The Feud: Vladimir Nabokov, Edmund Wilson, and the End of a Beautiful Friendship by Alex Beam

Not thinking of the proud world's pleasure,
But cherishing your friendship's claim
I would have wished a finer treasure
To pledge my token to your name

Alexander Pushkin, dedication of Eugene Onegin (translated by James F. Falen, Oxford, 1990)

My impression is that few people remember Edmund Wilson, one of the foremost critics of the 20th Century, and several more remember Vladimir Nabokov, one of the great novelists (and if they do it's mostly for Lolita, 1955).  Least remembered is the falling out that Wilson and Nabokov, once great friends, had over Nabokov's four-volume translation of Alexander Pushkin's 1825 Eugene Onegin -- the translation was only 257 pages out of a total of 1895, the rest was relentless "commentary," footnotes and the original Russian text.  Wilson wrote a review in The New York Review of Books in 1965 which Alex Beam. in The Feud (Pantheon Books, 2016) says "It remains a classic of its genre, the genre being an overlong, spiteful, stochastically accurate, generally useless but unfailingly amusing hatchet job, the yawning, massive load of boiling pitch that inevitably ends up scalding the grinning fiend pouring the hot oil over the battlement as much as it harms the intended victim."  Wilson thought Nabokov's English pretentious and his Russian not so great.  This feud continued until Wilson died in 1972, already being forgotten, while Nabokov lived in splendor in Switzerland until his death in 1977.

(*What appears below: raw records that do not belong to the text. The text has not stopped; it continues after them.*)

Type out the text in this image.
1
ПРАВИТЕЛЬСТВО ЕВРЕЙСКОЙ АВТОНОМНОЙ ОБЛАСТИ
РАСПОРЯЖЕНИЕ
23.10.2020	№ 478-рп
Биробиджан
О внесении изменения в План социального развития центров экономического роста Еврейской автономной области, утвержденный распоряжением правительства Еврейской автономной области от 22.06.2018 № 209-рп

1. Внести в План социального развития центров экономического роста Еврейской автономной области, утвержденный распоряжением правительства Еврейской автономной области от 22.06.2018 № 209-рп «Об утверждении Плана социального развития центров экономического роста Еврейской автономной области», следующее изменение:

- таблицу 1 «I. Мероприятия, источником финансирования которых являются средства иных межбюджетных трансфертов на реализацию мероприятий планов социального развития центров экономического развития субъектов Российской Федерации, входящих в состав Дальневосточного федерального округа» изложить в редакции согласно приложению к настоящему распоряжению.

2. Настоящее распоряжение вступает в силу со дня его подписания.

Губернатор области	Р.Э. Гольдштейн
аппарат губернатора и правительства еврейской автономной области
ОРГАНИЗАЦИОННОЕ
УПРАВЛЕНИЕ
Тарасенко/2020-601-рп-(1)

Wilson and Nabokov were opposites in many ways and opposites attract, until they don't:  Wilson the literalist and Nabokov the fantasist; Wilson was fascinated by Freud and Marx while Nabokov had no use for either; Wilson was married four times, Nabokov once. Of those who read Eugene Onegin I doubt many use Nabokov's translation; there are a number of other good translations (I like James Falen's) that are not as literal as Nabokov's and there is ultimately no ideal solution to how a poem, or anything else, should be translated.  If the feud over Pushkin represent Nabokov and Wilson at their worst I think Nabokov's Pale Fire (1962) and Wilson's To the Finland Station (1940) represent them as great writers at their best.